Oil-for-food and Dick Cheney
This week, an inquiry into the UN's "Oil-for-food" programme in Iraq cleared Secretary-General Kofi Annan of any wrongdoing, while implicating his son Kojo. Since then, many on the Right in the U.S. from the Heritage Foundation to Republican Senator Norm Coleman have been baying for his blood. For the New York Post, Annan's "continued presence at the head of the United Nations remains an embarrassment."

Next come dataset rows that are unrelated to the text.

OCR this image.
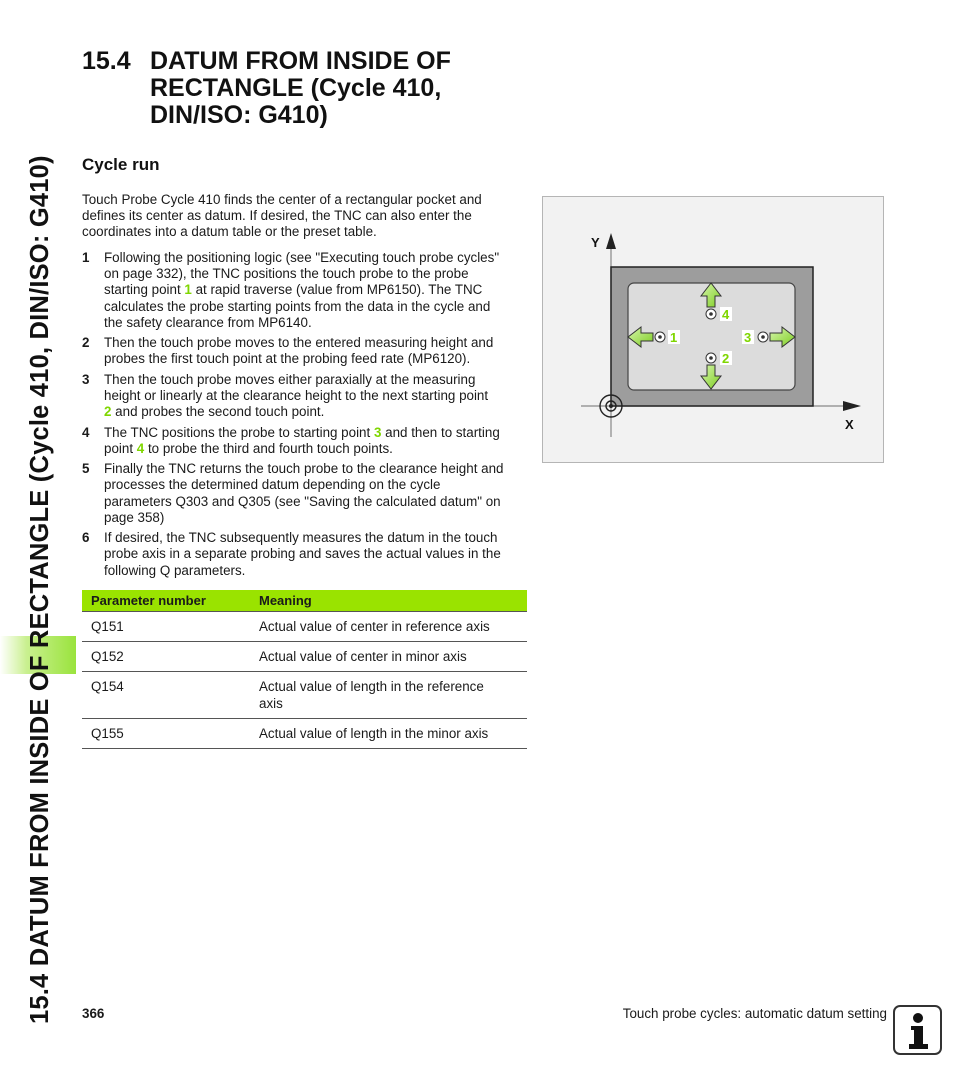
15.4 DATUM FROM INSIDE OF RECTANGLE (Cycle 410, DIN/ISO: G410)
15.4 DATUM FROM INSIDE OF
RECTANGLE (Cycle 410,
DIN/ISO: G410)
Cycle run
Touch Probe Cycle 410 finds the center of a rectangular pocket and
defines its center as datum. If desired, the TNC can also enter the
coordinates into a datum table or the preset table.
1 Following the positioning logic (see "Executing touch probe cycles"
on page 332), the TNC positions the touch probe to the probe
starting point 1 at rapid traverse (value from MP6150). The TNC
calculates the probe starting points from the data in the cycle and
the safety clearance from MP6140.
2 Then the touch probe moves to the entered measuring height and
probes the first touch point at the probing feed rate (MP6120).
3 Then the touch probe moves either paraxially at the measuring
height or linearly at the clearance height to the next starting point
2 and probes the second touch point.
4 The TNC positions the probe to starting point 3 and then to starting
point 4 to probe the third and fourth touch points.
5 Finally the TNC returns the touch probe to the clearance height and
processes the determined datum depending on the cycle
parameters Q303 and Q305 (see "Saving the calculated datum" on
page 358)
6 If desired, the TNC subsequently measures the datum in the touch
probe axis in a separate probing and saves the actual values in the
following Q parameters.
Parameter number	Meaning
Q151	Actual value of center in reference axis
Q152	Actual value of center in minor axis
Q154	Actual value of length in the reference axis
Q155	Actual value of length in the minor axis
Y
X
4
2
1	3
366	Touch probe cycles: automatic datum setting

I wonder, then, what those who are calling for Kofi Annan's head would have to say about a report published in October 2004 on Halliburton's involvement in the oil-for-food programme? It appears that under Dick Cheney's tenure, "Halliburton and its subsidiaries were one of several American and foreign oil supply companies that helped Iraq increase its crude exports from $4 billion in 1997 to nearly $18 billion in 2000 by skirting U.S. laws and selling Iraq spare parts so it could repair its oil fields and pump more oil." Furthermore, "U.N. documents show that Halliburton's affiliates have had controversial dealings with the Iraqi regime during Cheney's tenure at the company and played a part in helping Saddam Hussein illegally pocket billions of dollars under the U.N.'s oil-for-food program." Sure, Cheney sang loudly and proudly from the Bush administration/PNAC hymn sheet in the lead-up to the 2003 invasion, but back when he was Halliburton's CEO he was pushing the UN Security Council to lift "an 11-year embargo on sales of civilian goods, including oil related equipment, to Iraq." Sanctions such as these, you see, "unfairly punish U.S. companies."
Remember, as Dick says: "The problem is that the good Lord didn't see fit to always put oil and gas resources where there are democratic governments." But we can always change that, can't we Dick?